Beginning January 1, 2024, prospective students must demonstrate access to $20,635 in addition to their tuition fees and travel expenses to secure a study permit. Miller emphasised the necessity of this adjustment to prevent students from encountering financial hardships once they arrive in Canada, asserting that understanding the true cost of living is crucial for their success.
The cost-of-living threshold for study permit applicants has remained stagnant since the early 2000s, set at $10,000, as per the IRCC (Immigration, Refugees and Citizenship Canada).
Moreover, the government extended the policy allowing international students to work more than 20 hours per week, without any cap, until April 30, 2024. There are discussions to permanently increase the work allowance to 30 hours per week; however, Miller dismissed the possibility of allowing full-time work permanently, despite calls from student groups.

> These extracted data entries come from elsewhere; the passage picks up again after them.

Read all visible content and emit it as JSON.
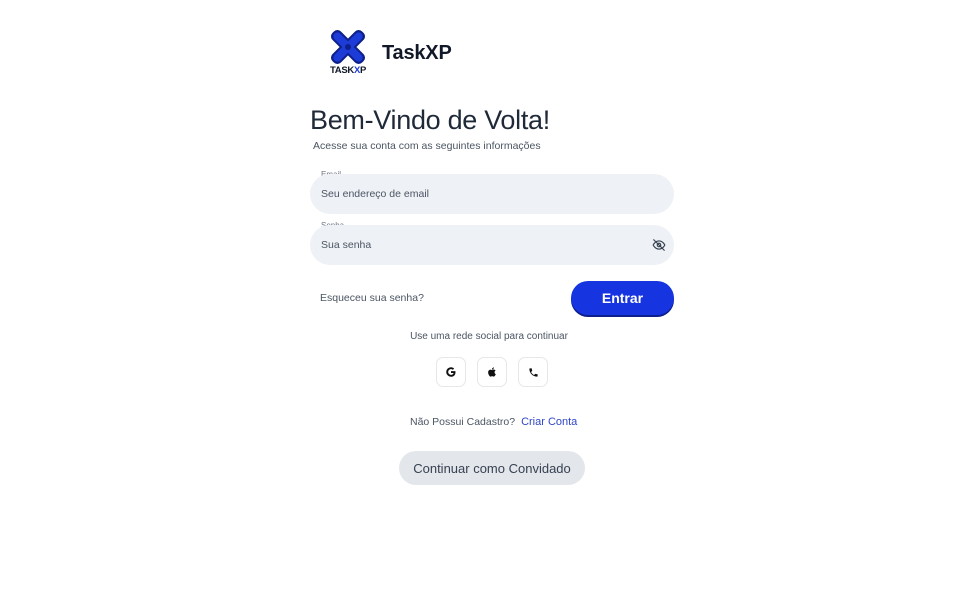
{
  "brand": {
    "name": "TaskXP",
    "logo_caption_prefix": "TASK",
    "logo_caption_highlight": "X",
    "logo_caption_suffix": "P",
    "accent_color": "#1d3bd6"
  },
  "header": {
    "title": "Bem-Vindo de Volta!",
    "subtitle": "Acesse sua conta com as seguintes informações"
  },
  "form": {
    "email": {
      "label": "Email",
      "placeholder": "Seu endereço de email",
      "value": ""
    },
    "password": {
      "label": "Senha",
      "placeholder": "Sua senha",
      "value": "",
      "toggle_icon": "eye-off-icon"
    },
    "forgot_label": "Esqueceu sua senha?",
    "submit_label": "Entrar",
    "submit_color": "#1634e0"
  },
  "social": {
    "prompt": "Use uma rede social para continuar",
    "providers": [
      {
        "name": "Google",
        "icon": "google-icon"
      },
      {
        "name": "Apple",
        "icon": "apple-icon"
      },
      {
        "name": "Phone",
        "icon": "phone-icon"
      }
    ]
  },
  "signup": {
    "question": "Não Possui Cadastro?",
    "link_label": "Criar Conta"
  },
  "guest": {
    "label": "Continuar como Convidado"
  }
}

These adjustments represent the latest actions in Canada's efforts to crack down on concerning practices within the international education sector. To combat fraud, changes to the verification process for admission letters were previously announced.
Miller also directed attention to accommodation issues, stressing that institutions should only accept international students if proper housing is available. He emphasized the necessity of providing adequate health support and ensuring an authentic academic experience, cautioning against institutions that compromise the quality of education by mass-producing diplomas.
Institutions and local governments were warned to address these concerns by September 2024, with Miller asserting that the government is ready to enforce significant visa limitations if necessary. He underscored that provinces failing to meet these standards might face strict regulatory actions, including potential closure of non-compliant learning institutions.